Agosto é o mês em que toda a gente vai para fora: a praia, o campo, um outro país... Não quer dizer que a cidade fique vazia, não; ela fica cheia dos outros, dos estrangeiros, dos que vão igualmente para fora de outras cidades como esta, algures, num outro lugar qualquer da Europa, do mundo. Eles vêm, como estrangeiros, habitar, por um tempo, a cidade abandonada, dando-lhe um sopro de vida.

Por diversas razões que não vou dizer (chama-se a isto, na gíria psicanalítica, denegação), este ano vou permanecer na cidade. Como um "estrangeiro" entre estrangeiros. Um turista acidental.

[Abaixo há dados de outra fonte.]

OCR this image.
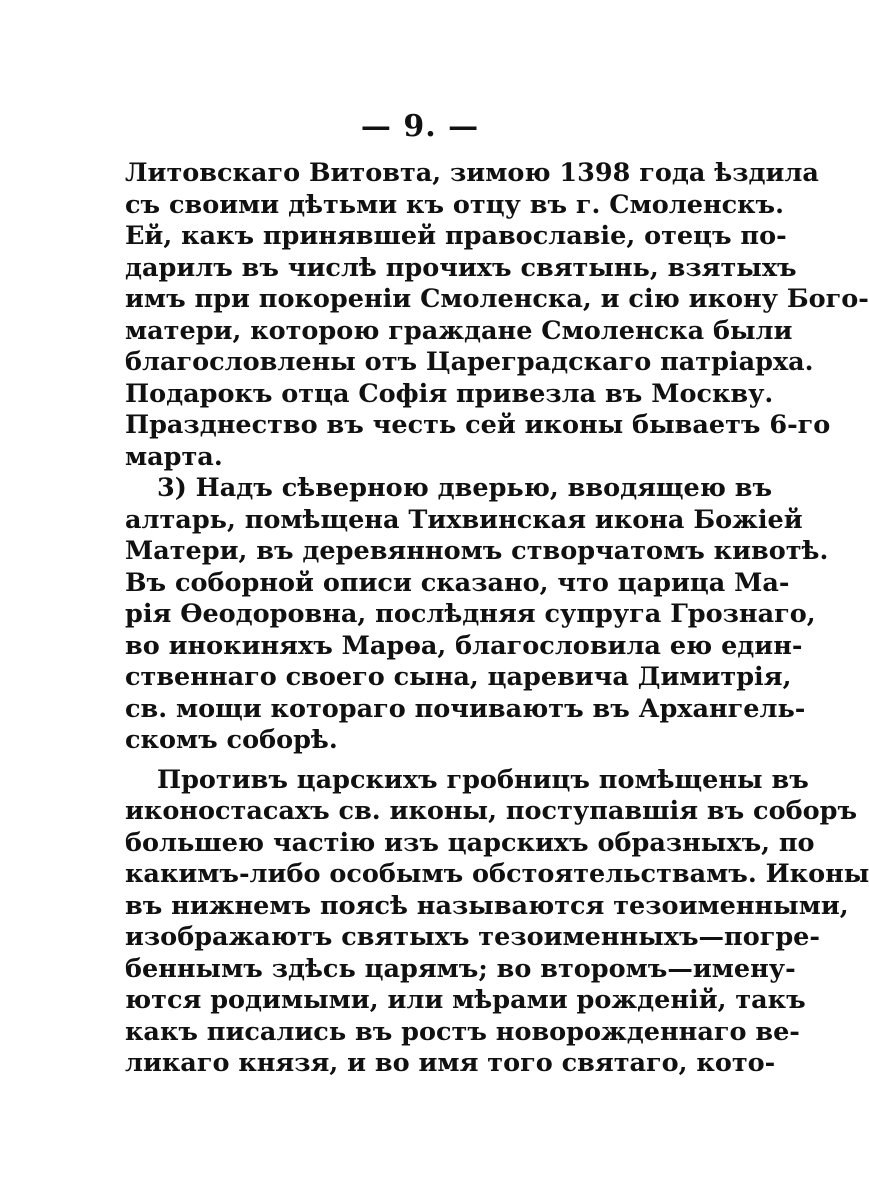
— 9. —
Литовскаго Витовта, зимою 1398 года ѣздила
съ своими дѣтьми къ отцу въ г. Смоленскъ.
Ей, какъ принявшей православіе, отецъ по-
дарилъ въ числѣ прочихъ святынь, взятыхъ
имъ при покореніи Смоленска, и сію икону Бого-
матери, которою граждане Смоленска были
благословлены отъ Цареградскаго патріарха.
Подарокъ отца Софія привезла въ Москву.
Празднество въ честь сей иконы бываетъ 6-го
марта.
3) Надъ сѣверною дверью, вводящею въ
алтарь, помѣщена Тихвинская икона Божіей
Матери, въ деревянномъ створчатомъ кивотѣ.
Въ соборной описи сказано, что царица Ма-
рія Ѳеодоровна, послѣдняя супруга Грознаго,
во инокиняхъ Марѳа, благословила ею един-
ственнаго своего сына, царевича Димитрія,
св. мощи котораго почиваютъ въ Архангель-
скомъ соборѣ.
Противъ царскихъ гробницъ помѣщены въ
иконостасахъ св. иконы, поступавшія въ соборъ
большею частію изъ царскихъ образныхъ, по
какимъ-либо особымъ обстоятельствамъ. Иконы
въ нижнемъ поясѣ называются тезоименными,
изображаютъ святыхъ тезоименныхъ—погре-
беннымъ здѣсь царямъ; во второмъ—имену-
ются родимыми, или мѣрами рожденій, такъ
какъ писались въ ростъ новорожденнаго ве-
ликаго князя, и во имя того святаго, кото-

Às vezes é preciso redescobrir essa estranheza do olhar, voltando a contemplar as coisas da maneira que só um estrangeiro é capaz: como se fosse a primeira vez. Foi o que pensei e senti ao percorrer, devagar, com o meu amigo Jean Luc, as velhas ruas vestidas com o manto do hábito, onde já não reparamos. Só ele é que era estrangeiro, no verdadeiro sentido da palavra, mas eu senti-me devir estrangeiro, numa espécie de conversão do olhar. Tornei-me estrangeiro não porque vinha de um outro lugar, como ele, mas porque de repente tudo me pareceu estranhamente familiar, quer dizer, com aquela familiaridade que nos faz reparar nas coisas a que estamos habituados, mas como se o olhar, vendo-as de fora, lhes tivesse restituído uma segunda infância, uma estranheza que nos surpreende e comove.

Foi então que me recordei de uma frase de Martin Heidegger: "O que nos parece natural é unicamente o habitual do há muito adquirido, que fez esquecer o inabitual de onde provém. Este inabitual, todavia, surpreendeu um dia o homem como algo de estranho, e levou o pensamento ao espanto" (A Origem da Obra de Arte).

De repente, esta frase pareceu-me tão clara e luminosa como a luz da cidade que eu amo. E uma espécie de magia embalou-me nos braços.